Under those rules, I would expect both M and C to find the constant, and indeed, using unqualified names, they both do find it:
XYZ = 10
module M
p XYZ # => 10
p defined? XYZ # => "constant"
end
class C
p XYZ # => 10
p defined? XYZ # => "constant"
end
But the original example was a fully qualified path: M::XYZ and C:XYZ. I didn't find any discussion of scoped constants. The draft ruby spec, however, leads me to believe that the MRI behavior is a bug.
Section 11.4.3.2 of the spec discusses Scoped constant references.
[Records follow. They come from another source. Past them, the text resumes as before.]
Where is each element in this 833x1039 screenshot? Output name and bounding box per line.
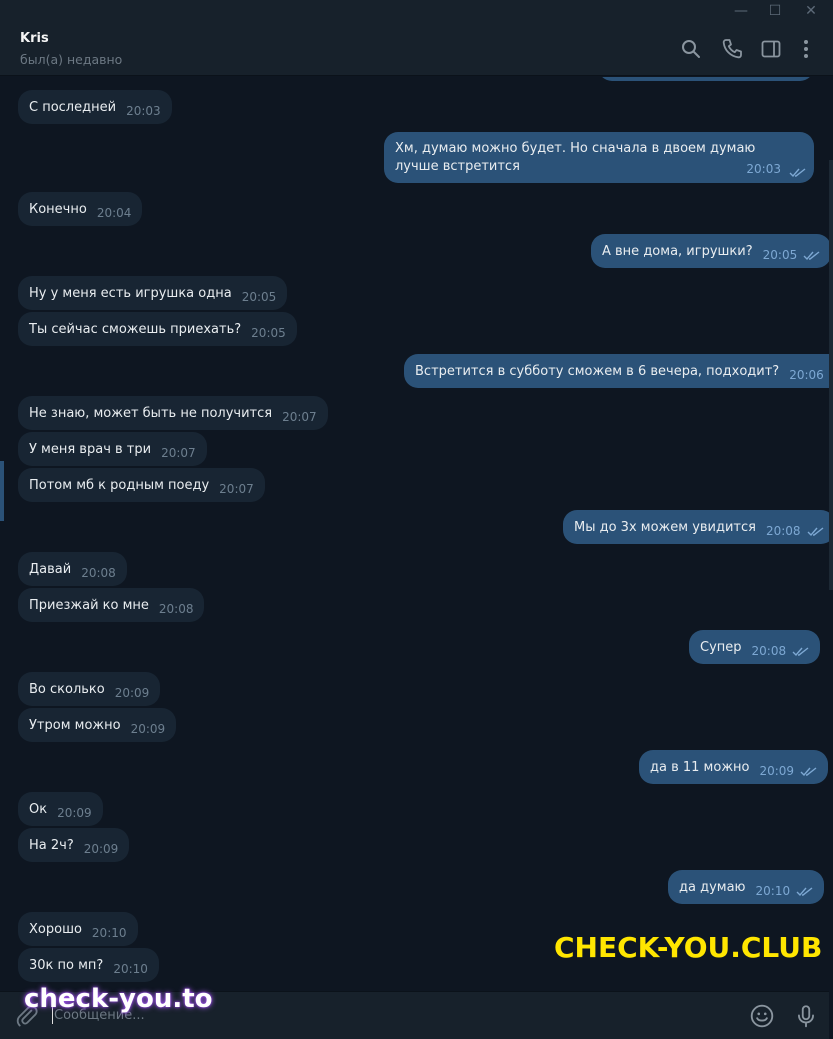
message-time: 20:06	[789, 368, 824, 382]
emoji-icon[interactable]	[749, 1003, 775, 1029]
incoming-message[interactable]: Давай 20:08	[18, 552, 127, 586]
message-time: 20:09	[57, 806, 92, 820]
read-checkmarks-icon	[800, 767, 817, 777]
incoming-message[interactable]: На 2ч? 20:09	[18, 828, 130, 862]
message-time: 20:09	[759, 764, 795, 778]
message-time: 20:07	[282, 410, 317, 424]
message-time: 20:05	[762, 248, 798, 262]
background-window-edge	[829, 160, 833, 590]
incoming-message[interactable]: Ты сейчас сможешь приехать? 20:05	[18, 312, 297, 346]
message-time: 20:09	[83, 842, 119, 856]
message-time: 20:08	[81, 566, 116, 580]
telegram-window: { "window_controls": {"minimize": "—", "…	[0, 0, 833, 1039]
watermark-white: check-you.to	[24, 984, 213, 1014]
previous-outgoing-message-tail	[598, 77, 814, 81]
message-time: 20:08	[158, 602, 194, 616]
chat-title[interactable]: Kris	[20, 31, 49, 46]
message-time: 20:09	[114, 686, 150, 700]
outgoing-message[interactable]: Мы до 3х можем увидится 20:08	[563, 510, 829, 544]
incoming-message[interactable]: Приезжай ко мне 20:08	[18, 588, 205, 622]
more-icon[interactable]	[794, 37, 818, 61]
minimize-button[interactable]: —	[723, 0, 759, 22]
read-checkmarks-icon	[789, 168, 806, 178]
sidebar-toggle-icon[interactable]	[759, 37, 783, 61]
read-checkmarks-icon	[792, 647, 809, 657]
message-time: 20:03	[746, 162, 781, 176]
message-time: 20:09	[130, 722, 166, 736]
outgoing-message[interactable]: да в 11 можно 20:09	[639, 750, 829, 784]
read-checkmarks-icon	[803, 251, 820, 261]
message-time: 20:05	[251, 326, 286, 340]
read-checkmarks-icon	[807, 527, 824, 537]
incoming-message[interactable]: Утром можно 20:09	[18, 708, 177, 742]
message-time: 20:07	[219, 482, 254, 496]
message-time: 20:10	[755, 884, 791, 898]
selection-indicator	[0, 461, 4, 521]
message-time: 20:08	[751, 644, 787, 658]
read-checkmarks-icon	[796, 887, 813, 897]
chat-header[interactable]: Kris был(а) недавно	[0, 22, 833, 76]
incoming-message[interactable]: У меня врач в три 20:07	[18, 432, 207, 466]
incoming-message[interactable]: Ну у меня есть игрушка одна 20:05	[18, 276, 288, 310]
microphone-icon[interactable]	[793, 1003, 819, 1029]
search-icon[interactable]	[679, 37, 703, 61]
outgoing-message[interactable]: Супер 20:08	[689, 630, 821, 664]
maximize-button[interactable]: ☐	[757, 0, 793, 22]
incoming-message[interactable]: Во сколько 20:09	[18, 672, 161, 706]
window-titlebar: — ☐ ✕	[0, 0, 833, 22]
watermark-yellow: CHECK-YOU.CLUB	[554, 931, 823, 964]
message-time: 20:10	[91, 926, 127, 940]
close-button[interactable]: ✕	[793, 0, 829, 22]
phone-icon[interactable]	[720, 37, 744, 61]
message-time: 20:04	[96, 206, 132, 220]
message-time: 20:05	[241, 290, 277, 304]
message-time: 20:08	[765, 524, 801, 538]
incoming-message[interactable]: 30к по мп? 20:10	[18, 948, 159, 982]
incoming-message[interactable]: Потом мб к родным поеду 20:07	[18, 468, 265, 502]
outgoing-message[interactable]: Хм, думаю можно будет. Но сначала в двое…	[384, 132, 814, 183]
last-seen-status: был(а) недавно	[20, 52, 123, 67]
incoming-message[interactable]: С последней 20:03	[18, 90, 172, 124]
outgoing-message[interactable]: да думаю 20:10	[668, 870, 825, 904]
message-time: 20:07	[161, 446, 196, 460]
outgoing-message[interactable]: А вне дома, игрушки? 20:05	[591, 234, 829, 268]
message-time: 20:03	[126, 104, 161, 118]
outgoing-message[interactable]: Встретится в субботу сможем в 6 вечера, …	[404, 354, 829, 388]
incoming-message[interactable]: Ок 20:09	[18, 792, 103, 826]
incoming-message[interactable]: Хорошо 20:10	[18, 912, 138, 946]
message-list[interactable]: С последней 20:03 Хм, думаю можно будет. …	[0, 77, 829, 990]
message-time: 20:10	[113, 962, 148, 976]
incoming-message[interactable]: Не знаю, может быть не получится 20:07	[18, 396, 328, 430]
incoming-message[interactable]: Конечно 20:04	[18, 192, 143, 226]
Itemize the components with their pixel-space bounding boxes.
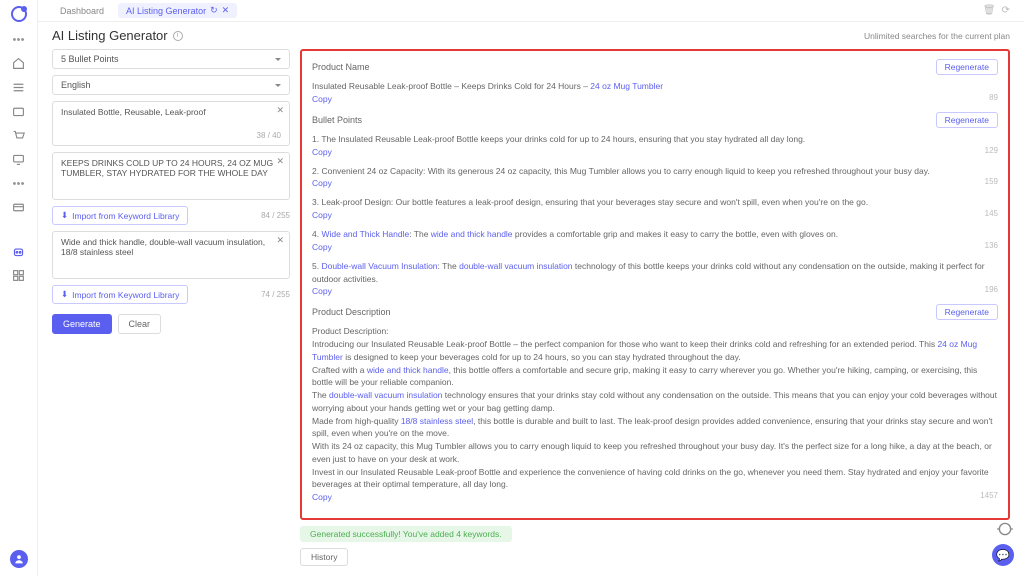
import-keywords-button[interactable]: ⬇Import from Keyword Library [52, 285, 188, 304]
menu-icon[interactable] [12, 80, 26, 94]
bullet-count-select[interactable]: 5 Bullet Points [52, 49, 290, 69]
card-icon[interactable] [12, 200, 26, 214]
page-title: AI Listing Generatori [52, 28, 183, 43]
grid-icon[interactable] [12, 268, 26, 282]
char-count: 38 / 40 [61, 131, 281, 140]
support-icon[interactable] [996, 520, 1014, 538]
language-select[interactable]: English [52, 75, 290, 95]
home-icon[interactable] [12, 56, 26, 70]
copy-link[interactable]: Copy [312, 94, 332, 104]
cart-icon[interactable] [12, 128, 26, 142]
copy-link[interactable]: Copy [312, 242, 332, 252]
bullet-item: 5. Double-wall Vacuum Insulation: The do… [312, 260, 998, 297]
char-count: 89 [989, 93, 998, 102]
tab-ai-listing[interactable]: AI Listing Generator ↻ ✕ [118, 3, 237, 18]
keywords-input-3[interactable]: Wide and thick handle, double-wall vacuu… [52, 231, 290, 279]
bullet-item: 1. The Insulated Reusable Leak-proof Bot… [312, 133, 998, 157]
char-count: 84 / 255 [261, 211, 290, 220]
generate-button[interactable]: Generate [52, 314, 112, 334]
monitor-icon[interactable] [12, 152, 26, 166]
bullet-item: 2. Convenient 24 oz Capacity: With its g… [312, 165, 998, 189]
bullet-item: 3. Leak-proof Design: Our bottle feature… [312, 196, 998, 220]
refresh-icon[interactable]: ↻ [210, 5, 218, 16]
char-count: 1457 [980, 491, 998, 500]
success-badge: Generated successfully! You've added 4 k… [300, 526, 512, 542]
section-title: Product Name [312, 62, 370, 72]
box-icon[interactable] [12, 104, 26, 118]
dots-icon[interactable] [12, 32, 26, 46]
clear-button[interactable]: Clear [118, 314, 162, 334]
tab-label: AI Listing Generator [126, 6, 206, 16]
copy-link[interactable]: Copy [312, 286, 332, 296]
history-button[interactable]: History [300, 548, 348, 566]
char-count: 74 / 255 [261, 290, 290, 299]
section-title: Bullet Points [312, 115, 362, 125]
keywords-input-2[interactable]: KEEPS DRINKS COLD UP TO 24 HOURS, 24 OZ … [52, 152, 290, 200]
copy-link[interactable]: Copy [312, 178, 332, 188]
clear-icon[interactable]: ✕ [276, 156, 284, 167]
ai-icon[interactable] [12, 244, 26, 258]
regenerate-button[interactable]: Regenerate [936, 304, 998, 320]
description-text: Product Description: Introducing our Ins… [312, 325, 998, 491]
copy-link[interactable]: Copy [312, 147, 332, 157]
close-icon[interactable]: ✕ [222, 5, 230, 16]
tab-dashboard[interactable]: Dashboard [52, 4, 112, 18]
bullet-item: 4. Wide and Thick Handle: The wide and t… [312, 228, 998, 252]
plan-text: Unlimited searches for the current plan [864, 31, 1010, 41]
info-icon[interactable]: i [173, 31, 183, 41]
clock-icon[interactable]: ⟳ [1002, 5, 1010, 16]
copy-link[interactable]: Copy [312, 492, 332, 502]
regenerate-button[interactable]: Regenerate [936, 112, 998, 128]
app-logo[interactable] [11, 6, 27, 22]
user-avatar[interactable] [10, 550, 28, 568]
results-panel: Product Name Regenerate Insulated Reusab… [300, 49, 1010, 520]
chat-fab[interactable]: 💬 [992, 544, 1014, 566]
section-title: Product Description [312, 307, 391, 317]
clear-icon[interactable]: ✕ [276, 105, 284, 116]
tab-label: Dashboard [60, 6, 104, 16]
dots-icon-2[interactable] [12, 176, 26, 190]
clear-icon[interactable]: ✕ [276, 235, 284, 246]
keywords-input-1[interactable]: Insulated Bottle, Reusable, Leak-proof ✕… [52, 101, 290, 146]
product-name-text: Insulated Reusable Leak-proof Bottle – K… [312, 80, 998, 93]
import-keywords-button[interactable]: ⬇Import from Keyword Library [52, 206, 188, 225]
copy-link[interactable]: Copy [312, 210, 332, 220]
trash-icon[interactable]: 🗑 [983, 5, 996, 16]
regenerate-button[interactable]: Regenerate [936, 59, 998, 75]
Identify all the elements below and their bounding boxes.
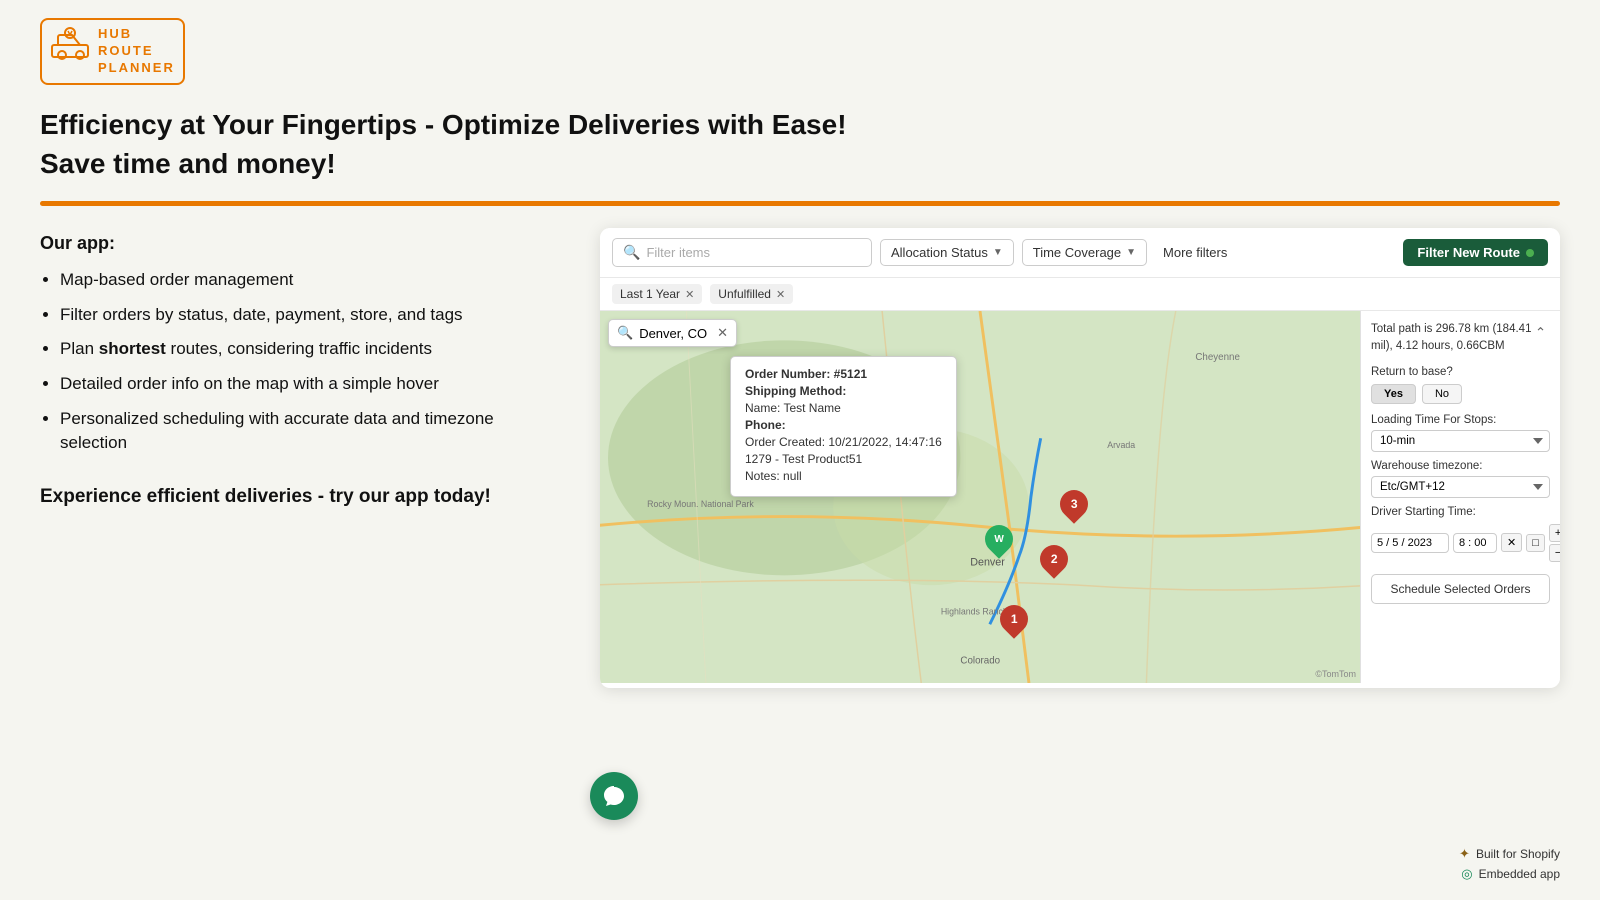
list-item: Personalized scheduling with accurate da… [60, 407, 560, 456]
driver-start-label: Driver Starting Time: [1371, 506, 1550, 518]
embedded-icon: ◎ [1461, 866, 1472, 882]
our-app-title: Our app: [40, 233, 560, 254]
right-sidebar: ⌃ Total path is 296.78 km (184.41 mil), … [1360, 311, 1560, 683]
svg-text:Cheyenne: Cheyenne [1195, 352, 1240, 363]
tag-last-year: Last 1 Year ✕ [612, 284, 702, 304]
tags-row: Last 1 Year ✕ Unfulfilled ✕ [600, 278, 1560, 311]
chat-bubble[interactable] [590, 772, 638, 820]
loading-time-select[interactable]: 10-min [1371, 430, 1550, 452]
time-coverage-btn[interactable]: Time Coverage ▼ [1022, 239, 1147, 266]
embedded-badge: ◎ Embedded app [1461, 866, 1560, 882]
orange-divider [40, 201, 1560, 206]
warehouse-tz-label: Warehouse timezone: [1371, 460, 1550, 472]
denver-search[interactable]: 🔍 Denver, CO ✕ [608, 319, 737, 347]
tag-unfulfilled: Unfulfilled ✕ [710, 284, 793, 304]
remove-tag-icon[interactable]: ✕ [685, 288, 694, 301]
schedule-selected-orders-btn[interactable]: Schedule Selected Orders [1371, 574, 1550, 604]
main-content: Our app: Map-based order management Filt… [0, 228, 1600, 688]
shipping-method: Shipping Method: [745, 384, 942, 398]
list-item: Map-based order management [60, 268, 560, 293]
embedded-label: Embedded app [1479, 867, 1560, 881]
hero-title: Efficiency at Your Fingertips - Optimize… [40, 105, 1560, 183]
chat-icon [602, 784, 626, 808]
search-placeholder: Filter items [646, 245, 710, 260]
driver-time-row: ✕ □ + − ⬆ [1371, 524, 1550, 562]
logo-icon [50, 27, 90, 75]
order-phone: Phone: [745, 418, 942, 432]
time-stepper: + − [1549, 524, 1560, 562]
order-notes: Notes: null [745, 469, 942, 483]
no-btn[interactable]: No [1422, 384, 1462, 404]
order-popup: Order Number: #5121 Shipping Method: Nam… [730, 356, 957, 497]
cta-text: Experience efficient deliveries - try ou… [40, 484, 560, 511]
search-icon: 🔍 [623, 244, 640, 261]
more-filters-btn[interactable]: More filters [1155, 240, 1235, 265]
close-search-icon[interactable]: ✕ [717, 325, 728, 341]
chevron-down-icon: ▼ [993, 247, 1003, 258]
driver-date-input[interactable] [1371, 533, 1449, 553]
toolbar: 🔍 Filter items Allocation Status ▼ Time … [600, 228, 1560, 278]
loading-time-label: Loading Time For Stops: [1371, 414, 1550, 426]
footer-badges: ✦ Built for Shopify ◎ Embedded app [1459, 846, 1560, 882]
svg-text:Colorado: Colorado [960, 655, 1000, 666]
logo-text: HUB ROUTE PLANNER [98, 26, 175, 77]
allocation-status-btn[interactable]: Allocation Status ▼ [880, 239, 1014, 266]
svg-text:Rocky Moun. National Park: Rocky Moun. National Park [647, 499, 754, 509]
order-product: 1279 - Test Product51 [745, 452, 942, 466]
order-name: Name: Test Name [745, 401, 942, 415]
return-base-label: Return to base? [1371, 366, 1550, 378]
calendar-btn[interactable]: □ [1526, 534, 1545, 552]
search-box[interactable]: 🔍 Filter items [612, 238, 872, 267]
header: HUB ROUTE PLANNER [0, 0, 1600, 95]
order-number: Order Number: #5121 [745, 367, 942, 381]
warehouse-tz-select[interactable]: Etc/GMT+12 [1371, 476, 1550, 498]
yes-no-btns: Yes No [1371, 384, 1550, 404]
svg-text:Denver: Denver [970, 557, 1005, 569]
map-area: Denver Highlands Ranch Arvada Cheyenne R… [600, 311, 1560, 683]
logo[interactable]: HUB ROUTE PLANNER [40, 18, 185, 85]
shopify-icon: ✦ [1459, 846, 1470, 862]
clear-time-btn[interactable]: ✕ [1501, 533, 1522, 552]
hero-section: Efficiency at Your Fingertips - Optimize… [0, 95, 1600, 183]
filter-new-route-btn[interactable]: Filter New Route [1403, 239, 1548, 266]
svg-text:Arvada: Arvada [1107, 440, 1135, 450]
time-minus-btn[interactable]: − [1549, 544, 1560, 562]
list-item: Plan shortest routes, considering traffi… [60, 337, 560, 362]
yes-btn[interactable]: Yes [1371, 384, 1416, 404]
feature-list: Map-based order management Filter orders… [40, 268, 560, 456]
path-info: Total path is 296.78 km (184.41 mil), 4.… [1371, 321, 1550, 356]
list-item: Filter orders by status, date, payment, … [60, 303, 560, 328]
chevron-down-icon: ▼ [1126, 247, 1136, 258]
denver-search-value: Denver, CO [639, 326, 707, 341]
shopify-badge: ✦ Built for Shopify [1459, 846, 1560, 862]
left-panel: Our app: Map-based order management Filt… [40, 228, 560, 688]
search-icon: 🔍 [617, 325, 633, 341]
time-plus-btn[interactable]: + [1549, 524, 1560, 542]
map-svg: Denver Highlands Ranch Arvada Cheyenne R… [600, 311, 1360, 683]
app-panel: 🔍 Filter items Allocation Status ▼ Time … [600, 228, 1560, 688]
list-item: Detailed order info on the map with a si… [60, 372, 560, 397]
order-created: Order Created: 10/21/2022, 14:47:16 [745, 435, 942, 449]
shopify-label: Built for Shopify [1476, 847, 1560, 861]
tomtom-credit: ©TomTom [1315, 669, 1356, 679]
driver-time-input[interactable] [1453, 533, 1497, 553]
svg-text:Highlands Ranch: Highlands Ranch [941, 607, 1008, 617]
remove-tag-icon[interactable]: ✕ [776, 288, 785, 301]
map-background[interactable]: Denver Highlands Ranch Arvada Cheyenne R… [600, 311, 1360, 683]
status-dot [1526, 249, 1534, 257]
Under my reading of that section, and our test case, then (following the logic in that section):
(a) the primary-expression is M,
(b) M is a module
(c 1) XYZ is the constant-identifier
(c 2) XYZ is not one of the constants defined in M
(c 3 i) There are no included modules in M (skip)
(c 3 ii) N/A
(c 3 iii) Goto step e of section 11.4.3.1
11.4.3.1
(e) M is not a class
(e 1) Search Object for a binding for XYZ
So we *should* find it in Object and MRI is incorrect to return nil.
Did I miss something?
···
On Mar 3, 2010, at 2:45 PM, Xavier Noria wrote:
On Wed, Mar 3, 2010 at 8:01 PM, Peter McLain <peter.mclain@gemstone.com > > wrote:
Constant lookup behaves differently if there is a class versus a
module in the name:
XYZ = 10
module M
end
class C
end
p defined? M::XYZ # => nil
p defined? C::XYZ # => "constant"
Is this difference intended? If so, what is the rationale?
I believe C::XYZ works because C is a subclass of Object.